Mushing on the mountain
A desk job wasn't in the cards for Geneva Lyon. The Brightwood resident has never been one to slow down, taking her love of recreation and sports from childhood into adulthood with a career in action clothing, and now dogsled racing.
Lyon has been riding with dogs in some form or fashion for the past 14 years. Lyon began combining her two passions of snow and dogs while on a snowboard. At the time, she had a large wolf dog who would run along with her while she carved down the mountain. After an unfortunate collision, which injured the dog, Lyon sought more dog-friendly ways to get her four-legged friend out on the slopes with her.
This led her to "skijoring," or skiing with her dog pulling ahead. Skis don't have the sharp metal edges snowboards do, so she felt safer with the new sport.
Everything just kind of, well, snowballed from there. Lyon's friend soon showed her dogsledding, and once again Lyon's recreational life evolved.
"(My friend) took me on an ATV with 17 dogs pulling one day and I was hooked," Lyon said. "It just seems like a natural progression because animals and snow are the things I love most."
Lyon has raced in more than 40 competitions all over the country, taking first place in many.
"Conconully Snow Dog Super Mush is a race I really wanted to do since I knew there were races," Lyon noted. "It's 16 miles, about 10 miles of it is uphill. We went last year, and I placed first. That was really cool. I was proud of my dogs for that. They're the stars. I'm just the coach."
Until very recently, Lyon had five dogs of her own, borrowing a sixth dog when she wanted to race. Now she has six racing dogs: Clover, Thistle, Yarrow, Quincy, Cosmo and Juno. Most of her sled dogs are children of her dog Lolo.
"Through (the Cascade Sled Dog Club) I learned about sleds, but I never thought I was going to get a bunch of dogs," Lyon said. "It's a really cool sport anyone with a dog who wants to pull can do."
Lyon runs her team about three or four times a week, starting in the wee hours of the morning to avoid the throngs of snowmobilers and keep her dogs safe. The team runs anywhere from two to 20 miles a day depending on the time of year.
"I like to get up there at dawn, right before the sun comes up," she explained. "It's a little more exciting to be up there all by yourself."
As she harnesses up her team, Lolo and her other non-race dog Biga watching from the car, the sounds of the highway are matched only by the excited yips and howls of the dogs. Before the word "mush," the barks of the team echo through the woods at Frog Lake. But once Lyon gives word, the dogs are off and an almost deafening silence falls over the snow-covered trail.

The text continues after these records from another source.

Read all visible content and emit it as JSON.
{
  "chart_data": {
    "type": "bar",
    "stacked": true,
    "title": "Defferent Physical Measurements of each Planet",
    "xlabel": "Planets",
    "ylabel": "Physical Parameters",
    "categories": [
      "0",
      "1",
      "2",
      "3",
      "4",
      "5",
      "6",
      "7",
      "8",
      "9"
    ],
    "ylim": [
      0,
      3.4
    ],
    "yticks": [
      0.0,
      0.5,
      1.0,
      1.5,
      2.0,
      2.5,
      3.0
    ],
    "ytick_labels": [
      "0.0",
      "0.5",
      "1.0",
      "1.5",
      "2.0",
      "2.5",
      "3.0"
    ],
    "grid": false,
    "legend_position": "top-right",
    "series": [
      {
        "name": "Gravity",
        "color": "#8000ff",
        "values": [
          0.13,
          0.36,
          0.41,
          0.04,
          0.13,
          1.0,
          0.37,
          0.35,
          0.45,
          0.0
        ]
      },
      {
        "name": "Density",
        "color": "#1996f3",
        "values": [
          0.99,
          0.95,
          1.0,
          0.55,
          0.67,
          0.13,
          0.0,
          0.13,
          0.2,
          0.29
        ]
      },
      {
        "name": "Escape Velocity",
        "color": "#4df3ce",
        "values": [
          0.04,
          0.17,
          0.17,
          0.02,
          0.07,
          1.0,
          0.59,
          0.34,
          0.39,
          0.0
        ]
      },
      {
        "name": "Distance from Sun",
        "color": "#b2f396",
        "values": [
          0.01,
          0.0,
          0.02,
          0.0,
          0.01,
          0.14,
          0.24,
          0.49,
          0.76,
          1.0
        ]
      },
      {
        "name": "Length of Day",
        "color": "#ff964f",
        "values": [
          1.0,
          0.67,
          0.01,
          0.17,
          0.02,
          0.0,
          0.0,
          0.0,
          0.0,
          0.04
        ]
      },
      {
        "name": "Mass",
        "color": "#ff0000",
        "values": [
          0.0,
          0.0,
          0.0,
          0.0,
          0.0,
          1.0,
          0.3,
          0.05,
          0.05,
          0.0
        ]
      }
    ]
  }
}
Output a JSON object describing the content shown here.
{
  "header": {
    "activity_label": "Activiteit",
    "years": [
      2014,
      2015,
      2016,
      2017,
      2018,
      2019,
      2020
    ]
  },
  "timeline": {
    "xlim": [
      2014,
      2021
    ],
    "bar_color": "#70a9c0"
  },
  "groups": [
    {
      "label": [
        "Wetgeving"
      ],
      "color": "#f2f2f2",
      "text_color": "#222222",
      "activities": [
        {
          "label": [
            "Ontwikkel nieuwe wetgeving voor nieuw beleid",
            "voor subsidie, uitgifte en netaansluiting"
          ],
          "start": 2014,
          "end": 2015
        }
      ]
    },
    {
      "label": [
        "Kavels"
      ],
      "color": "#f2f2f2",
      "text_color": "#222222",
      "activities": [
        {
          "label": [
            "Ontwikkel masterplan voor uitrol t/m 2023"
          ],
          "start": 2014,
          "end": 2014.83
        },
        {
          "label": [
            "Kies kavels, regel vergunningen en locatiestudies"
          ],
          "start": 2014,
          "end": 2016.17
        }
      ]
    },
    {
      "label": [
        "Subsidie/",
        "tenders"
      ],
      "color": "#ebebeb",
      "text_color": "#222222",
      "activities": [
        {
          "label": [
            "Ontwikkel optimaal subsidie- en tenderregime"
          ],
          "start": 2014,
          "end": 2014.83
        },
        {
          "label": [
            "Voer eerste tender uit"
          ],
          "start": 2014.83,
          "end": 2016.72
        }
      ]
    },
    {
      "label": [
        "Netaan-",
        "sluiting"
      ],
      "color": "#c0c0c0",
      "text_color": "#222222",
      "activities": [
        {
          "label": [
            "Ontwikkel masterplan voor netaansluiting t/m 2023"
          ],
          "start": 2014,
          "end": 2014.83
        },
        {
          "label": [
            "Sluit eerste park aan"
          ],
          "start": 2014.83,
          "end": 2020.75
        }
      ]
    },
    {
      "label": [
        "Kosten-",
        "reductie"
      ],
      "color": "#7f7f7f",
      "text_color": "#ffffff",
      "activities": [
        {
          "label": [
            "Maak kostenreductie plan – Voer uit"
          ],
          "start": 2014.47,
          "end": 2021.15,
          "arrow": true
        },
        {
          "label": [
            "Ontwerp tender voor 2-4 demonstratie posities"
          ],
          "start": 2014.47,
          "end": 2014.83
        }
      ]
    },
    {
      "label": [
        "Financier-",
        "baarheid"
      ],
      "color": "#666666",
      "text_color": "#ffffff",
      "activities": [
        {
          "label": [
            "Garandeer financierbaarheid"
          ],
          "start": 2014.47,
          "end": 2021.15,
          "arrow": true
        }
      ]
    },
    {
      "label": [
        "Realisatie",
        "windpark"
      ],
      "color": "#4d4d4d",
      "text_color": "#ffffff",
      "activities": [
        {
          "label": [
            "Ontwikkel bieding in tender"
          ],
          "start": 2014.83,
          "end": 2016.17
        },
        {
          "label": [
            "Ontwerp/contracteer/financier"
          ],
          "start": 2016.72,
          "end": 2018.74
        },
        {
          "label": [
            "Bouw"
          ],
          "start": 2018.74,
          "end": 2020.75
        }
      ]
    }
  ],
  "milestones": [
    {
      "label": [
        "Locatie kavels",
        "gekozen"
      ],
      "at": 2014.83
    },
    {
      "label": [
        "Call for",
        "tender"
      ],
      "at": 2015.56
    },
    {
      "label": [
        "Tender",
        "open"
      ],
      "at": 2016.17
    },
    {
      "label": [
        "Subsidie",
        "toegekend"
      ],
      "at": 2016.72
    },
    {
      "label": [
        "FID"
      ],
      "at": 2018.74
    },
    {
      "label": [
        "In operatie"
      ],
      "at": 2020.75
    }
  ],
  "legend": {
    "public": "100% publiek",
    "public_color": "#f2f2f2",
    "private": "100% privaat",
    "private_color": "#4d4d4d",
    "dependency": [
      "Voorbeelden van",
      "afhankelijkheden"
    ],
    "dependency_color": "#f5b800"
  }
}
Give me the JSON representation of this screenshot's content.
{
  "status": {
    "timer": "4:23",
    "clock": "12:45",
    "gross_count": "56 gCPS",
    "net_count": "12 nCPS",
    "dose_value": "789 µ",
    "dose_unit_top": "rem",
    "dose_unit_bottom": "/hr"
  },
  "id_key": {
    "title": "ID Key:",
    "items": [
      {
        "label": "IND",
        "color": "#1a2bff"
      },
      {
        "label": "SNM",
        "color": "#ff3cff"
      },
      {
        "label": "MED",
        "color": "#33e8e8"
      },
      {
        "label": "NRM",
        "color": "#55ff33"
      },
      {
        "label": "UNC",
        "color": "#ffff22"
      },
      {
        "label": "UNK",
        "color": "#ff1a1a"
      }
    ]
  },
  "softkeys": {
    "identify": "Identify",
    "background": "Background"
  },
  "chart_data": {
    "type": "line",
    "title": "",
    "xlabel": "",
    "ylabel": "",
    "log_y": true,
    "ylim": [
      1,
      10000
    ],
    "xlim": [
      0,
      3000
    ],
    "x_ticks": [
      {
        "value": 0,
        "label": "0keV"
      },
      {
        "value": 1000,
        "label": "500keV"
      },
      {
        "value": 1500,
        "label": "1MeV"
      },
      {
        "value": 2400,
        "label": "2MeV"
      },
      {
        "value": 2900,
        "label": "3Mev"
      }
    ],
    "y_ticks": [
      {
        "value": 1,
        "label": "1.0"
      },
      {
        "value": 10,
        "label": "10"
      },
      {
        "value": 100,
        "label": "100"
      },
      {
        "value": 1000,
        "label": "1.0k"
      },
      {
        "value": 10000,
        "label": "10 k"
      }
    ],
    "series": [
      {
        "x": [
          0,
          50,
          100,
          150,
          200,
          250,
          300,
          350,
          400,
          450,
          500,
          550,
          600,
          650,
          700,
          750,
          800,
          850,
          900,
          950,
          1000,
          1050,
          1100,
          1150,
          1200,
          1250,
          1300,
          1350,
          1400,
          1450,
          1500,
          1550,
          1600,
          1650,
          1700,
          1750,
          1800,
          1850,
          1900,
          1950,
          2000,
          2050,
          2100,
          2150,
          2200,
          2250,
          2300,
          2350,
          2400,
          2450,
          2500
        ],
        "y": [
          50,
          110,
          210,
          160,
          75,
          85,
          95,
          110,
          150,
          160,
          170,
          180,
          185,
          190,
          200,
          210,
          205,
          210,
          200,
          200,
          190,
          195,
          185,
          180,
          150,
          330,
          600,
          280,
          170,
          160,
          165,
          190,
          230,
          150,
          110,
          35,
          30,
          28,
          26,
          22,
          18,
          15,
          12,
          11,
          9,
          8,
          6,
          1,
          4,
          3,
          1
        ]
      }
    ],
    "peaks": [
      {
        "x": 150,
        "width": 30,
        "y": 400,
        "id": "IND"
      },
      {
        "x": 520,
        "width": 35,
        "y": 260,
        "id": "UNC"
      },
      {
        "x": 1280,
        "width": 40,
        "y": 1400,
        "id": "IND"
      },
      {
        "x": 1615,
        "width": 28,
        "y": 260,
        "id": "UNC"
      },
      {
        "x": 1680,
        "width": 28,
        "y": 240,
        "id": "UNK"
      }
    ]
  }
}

"The dogs are so excited, then just laser-focused," Lyon noted. "You become like one unit. I get really excited when I hear them. They're so excited and happy that even if I don't feel like being out there that day, they get me excited."
Another person very excited by races and getting out on the sled is Lyon's two-year-old daughter Shade Snail. Snail has been along for the ride since before she was born and has now actually raced on her own in peewee events with her mother's dog Lolo.
"She's (technically) been going to races since she was 2 months old," Lyon said. "It just made sense. The second she got on the sled, she loved it. She wanted to go faster."
Lyon was happy to find she was not the only mother passing the passion of dogsledding down to her children.
"I was really motivated because there were a lot of women who are mushers and moms," she noted. "It's one of those sports where women are equal and being a mother is awesome. People love it when kids are at the races. Pretty much everyone there was cheering Shade on because (our children) are the future of our sport."